EL VERANO HA VUELTO A FORMENTERA

La isla vuelve a vestirse con los colores del verano. Es el momento en el que la vida tranquila de sus habitantes experimenta la revolución de la llegada de los «turistas».

Hippies y pagesses

Lejos quedan los años 60, cuando la isla fue descubierta por un turismo todavía alternativo y minoritario, pero algunas cosas no han cambiado tanto desde entonces.

Si aquellos primeros visitantes buscaban un paraíso, muchos de los visitantes que ahora llegan a Formentera también buscan su paraíso; la oportunidad de, por unos días o semanas, vivir una vida distinta, conectada con el mar, con la tierra, un retorno a la esencia.

Puede que sólo sea un sueño, pero el sueño sigue ahí.

LA ISLA ENTRE LA TRADICIÓN Y LA MODERNIDAD

Ball de pagés

El empeño de Formentera, probablemente su gran reto para este siglo XXI, sea no perder su «esencia». Conservar su personalidad conservando sus tradiciones y, al mismo tiempo, no perder de vista la modernidad, el presente, y ofrecer las ventajas del mundo de hoy a sus residentes, por supuesto, pero también a estos turistas que son el motor económico de la isla.

Este 2019 se ha presentado con algunas incertidumbres. El «brexit», por ejemplo, todavía no se sabe cómo va a repercutir en las costumbres de los ingleses a la hora de elegir sus destinos vacacionales, amén de la oferta abundante y, en algún caso, más económica de otros destinos mediterráneos. Pero Formentera sigue siendo el destino favorito de visitantes nuevos y, sobretodo, de quienes son fieles, año tras año, a su cita con la isla.
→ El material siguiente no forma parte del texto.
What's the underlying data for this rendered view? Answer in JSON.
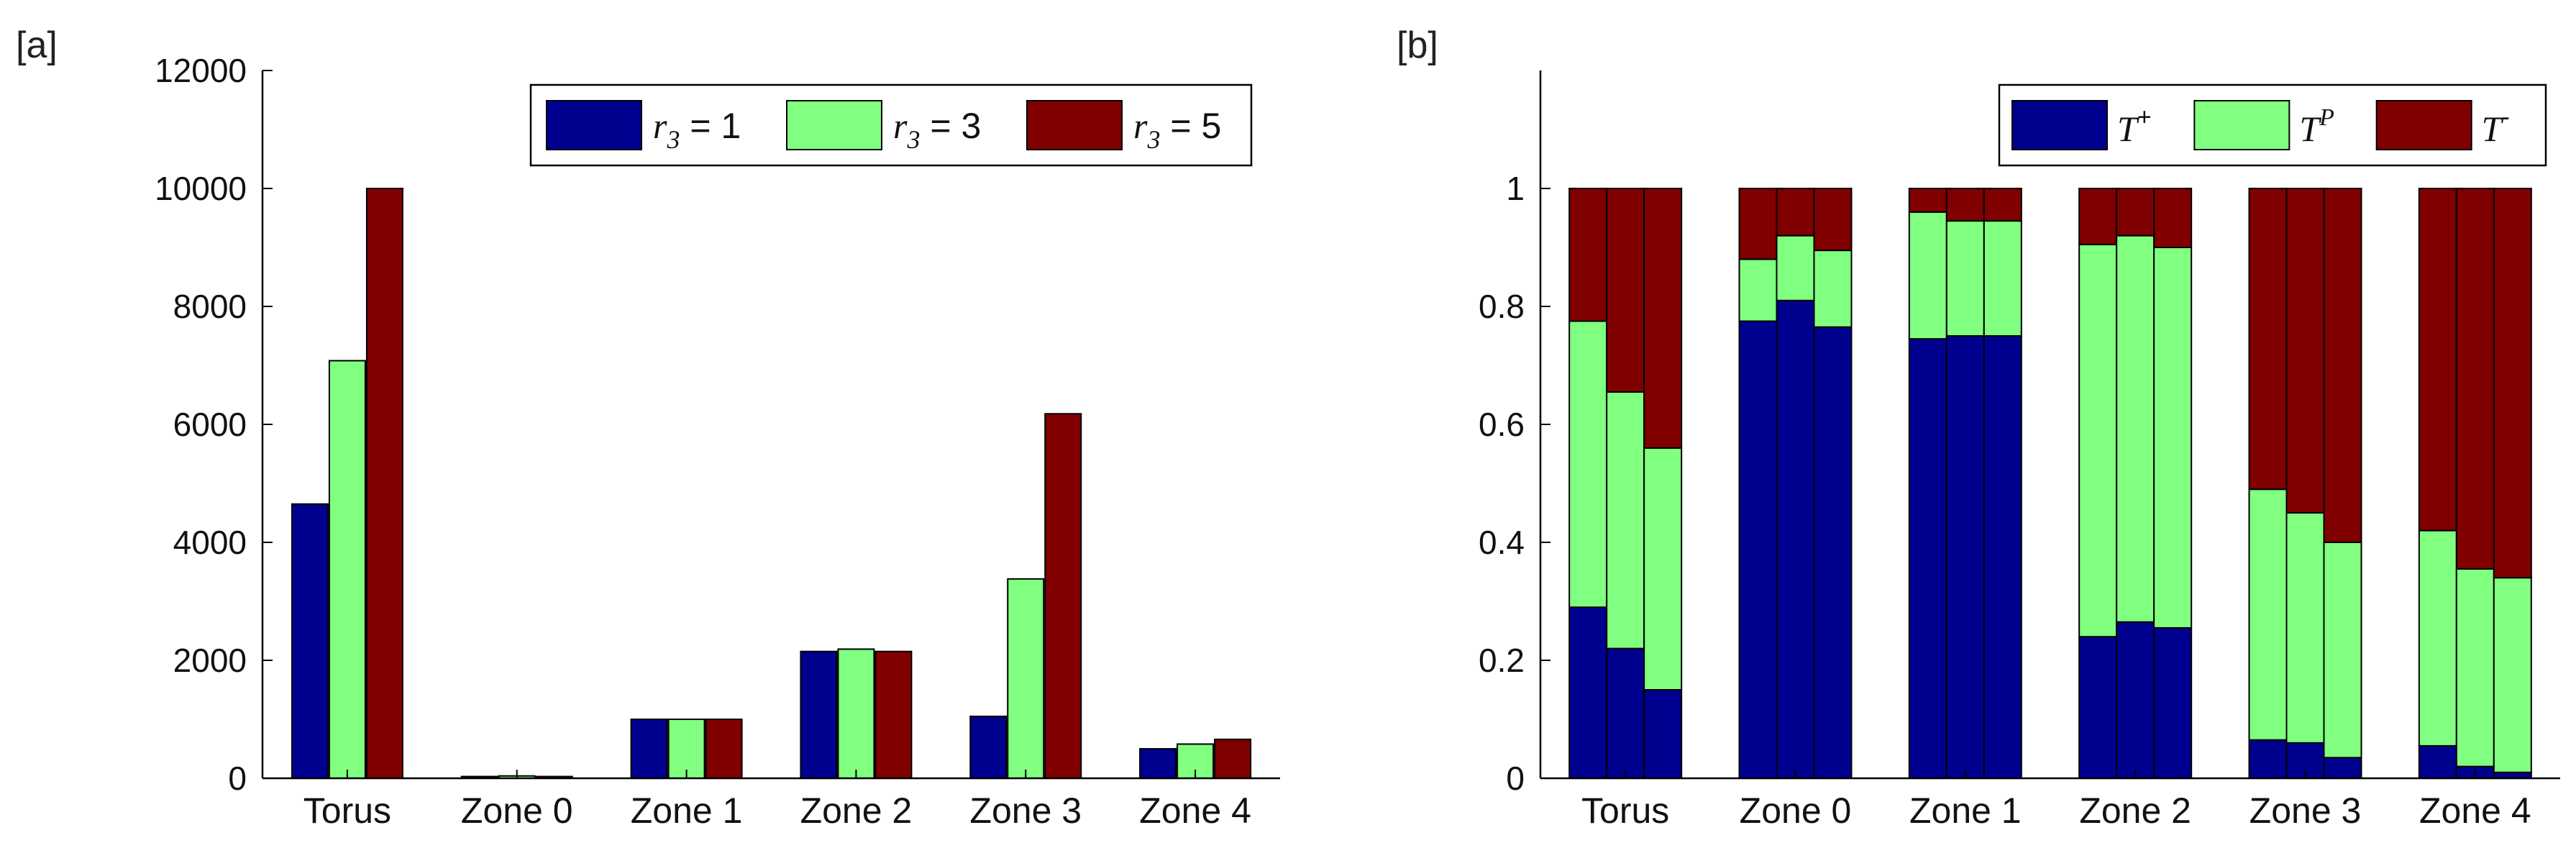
{
  "chart_data": [
    {
      "panel": "[a]",
      "type": "bar",
      "categories": [
        "Torus",
        "Zone 0",
        "Zone 1",
        "Zone 2",
        "Zone 3",
        "Zone 4"
      ],
      "series": [
        {
          "name_symbol": "r",
          "name_sub": "3",
          "name_rest": " = 1",
          "color": "#00008f",
          "values": [
            4650,
            30,
            1000,
            2150,
            1050,
            500
          ]
        },
        {
          "name_symbol": "r",
          "name_sub": "3",
          "name_rest": " = 3",
          "color": "#80ff80",
          "values": [
            7080,
            40,
            1000,
            2190,
            3380,
            580
          ]
        },
        {
          "name_symbol": "r",
          "name_sub": "3",
          "name_rest": " = 5",
          "color": "#800000",
          "values": [
            10000,
            30,
            1000,
            2150,
            6180,
            660
          ]
        }
      ],
      "yticks": [
        "0",
        "2000",
        "4000",
        "6000",
        "8000",
        "10000",
        "12000"
      ],
      "ylim": [
        0,
        12000
      ],
      "legend": "top-right"
    },
    {
      "panel": "[b]",
      "type": "stacked-bar",
      "categories": [
        "Torus",
        "Zone 0",
        "Zone 1",
        "Zone 2",
        "Zone 3",
        "Zone 4"
      ],
      "bars_per_group": 3,
      "series": [
        {
          "name_symbol": "T",
          "name_sup": "+",
          "color": "#00008f",
          "values": [
            [
              0.29,
              0.22,
              0.15
            ],
            [
              0.775,
              0.81,
              0.765
            ],
            [
              0.745,
              0.75,
              0.75
            ],
            [
              0.24,
              0.265,
              0.255
            ],
            [
              0.065,
              0.06,
              0.035
            ],
            [
              0.055,
              0.02,
              0.01
            ]
          ]
        },
        {
          "name_symbol": "T",
          "name_sup": "P",
          "color": "#80ff80",
          "values": [
            [
              0.485,
              0.435,
              0.41
            ],
            [
              0.105,
              0.11,
              0.13
            ],
            [
              0.215,
              0.195,
              0.195
            ],
            [
              0.665,
              0.655,
              0.645
            ],
            [
              0.425,
              0.39,
              0.365
            ],
            [
              0.365,
              0.335,
              0.33
            ]
          ]
        },
        {
          "name_symbol": "T",
          "name_sup": "-",
          "color": "#800000",
          "values": [
            [
              0.225,
              0.345,
              0.44
            ],
            [
              0.12,
              0.08,
              0.105
            ],
            [
              0.04,
              0.055,
              0.055
            ],
            [
              0.095,
              0.08,
              0.1
            ],
            [
              0.51,
              0.55,
              0.6
            ],
            [
              0.58,
              0.645,
              0.66
            ]
          ]
        }
      ],
      "yticks": [
        "0",
        "0.2",
        "0.4",
        "0.6",
        "0.8",
        "1"
      ],
      "ylim": [
        0,
        1.2
      ],
      "legend": "top-right"
    }
  ]
}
FORMENTERA, SOBRETODO, EL AMOR AL MAR

Más allá de hábitos o tendencias, más allá de los avatares económicos, Formentera representa, sobretodo, el amor al mar.

La isla tiene su razón de ser en ese Mediterráneo al que se asoman sus playas y calas, que iluminan sus faros, con sus aguas únicas gracias a la Posidonia, esa pradera subacuática que, con creciente celo, se quiere y debe proteger. Porque la masificación tiene sus peligros: demasiada gente, demasiados barcos…, a menos que unos y otros sepan actuar con el respeto que la Naturaleza merece.

El amor a un lugar significa respetarlo, cuidarlo, disfrutarlo desde el placer de descubrir sus tesoros

Así, pues, ¡¡¡bienvenido verano!!!!, ¡¡¡bienvenidos a Formentera!!!!.